The audit outcomes of national and provincial auditees saw some improvement but there was limited overall progress in the audit outcomes of local government auditees. Across all three spheres of government, we observed weaknesses in service delivery planning, reporting and achievement; failing infrastructure; and increasing pressure on government finances due to a lack of prudence in spending practices.

The ongoing misuse of state resources was another challenge that continued to have a profound impact on us as the assurer of financial spend in the public service. We saw a national focus on corruption and its negative impact on the economic standing of the country, the lived experiences of citizens, as well as our local, regional and international reputation. This perpetuated difficult and unequal living conditions, something which goes to the heart of our strategy. To help address the situation, we acknowledged several recommendations from the final report of the Judicial Commission of Inquiry into Allegations of State Capture and implemented these in 2023-24. Of the 27 recommendations and actions relating to us, more than half (62%) have already been completed. We will spend 2024-25 and the next few years to complete the rest.

Other external factors that had a strong impact on our work included an emerging trend of political coalitions in the auditee landscape, especially at local government level. This is a trend that impacts the work of the AGSA, as we audit the spaces in which these coalition alliances come into political and administrative power. The main risk that emerges for our audit work is the inherent instability that coalition arrangements tend to bring, especially at a local government level, due to the frequent changes in coalition partners and leadership. This makes it difficult for us to work with the affected administration authorities in a consistent manner, aimed at ensuring the sustained improvement of their financial systems and, eventually, their performance.

The tough economic conditions in our external environment had a profound impact on our internal operations. One of the major effects of this was the difficulty our auditees had in paying our audit fees timeously, requiring our audit and finance teams to increase their focus on effective debt-collection mechanisms. Besides these economic conditions that our business had to contend with, we also dealt with matters such as changes in audit standards and some remaining backlog audits, caused by the late submission of financial statements by auditees.

Internally, our operating context was significantly better but still not without challenges that we had to manage effectively. Our highly professional staff continued to implement our strategy with care and rigour, despite challenging auditee environments, and developed strategies to help safeguard us against our auditees’ financial challenges.

Technology continued to play a critical role in our internal operations. As indicated when we began our digital transformation journey a few years ago, the benefits that digitisation brings to auditing are immense. They go beyond helping to create audit process efficiencies and eventual cost reductions. Digitisation also has the potential to improve the quality of audits (reduction of human error), allowing auditors to focus on elevating their analytical skills and insights as manual processes decrease. With our audit software project approved in 2023-24, we are well on our way to creating more audit and business efficiencies.

Our internal organisational strengths and opportunities improved our key audit products, as did our focus on identifying, implementing and monitoring effective mitigations to risks.
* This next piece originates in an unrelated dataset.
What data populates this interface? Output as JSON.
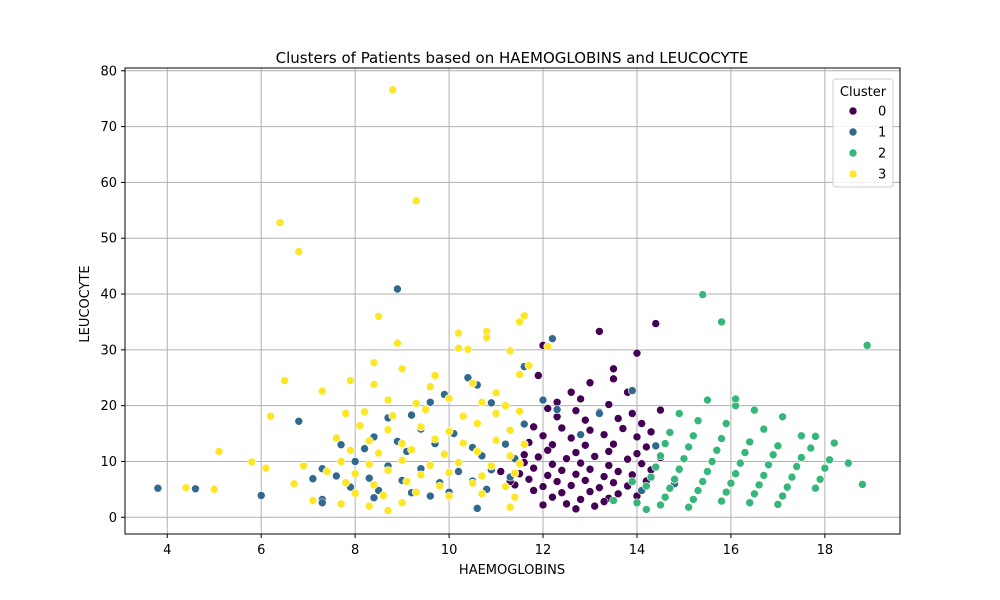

We also focused on stakeholder feedback, both internally and externally, on key matters such as our ethics, our understanding and servicing of external stakeholder needs, and employee engagement and organisational culture.

Another major focus was to ensure that we better leverage our capitals using initiatives such as reviewing our office setups across the country to make our manufactured capital more financially sustainable and fit for our current and future configuration.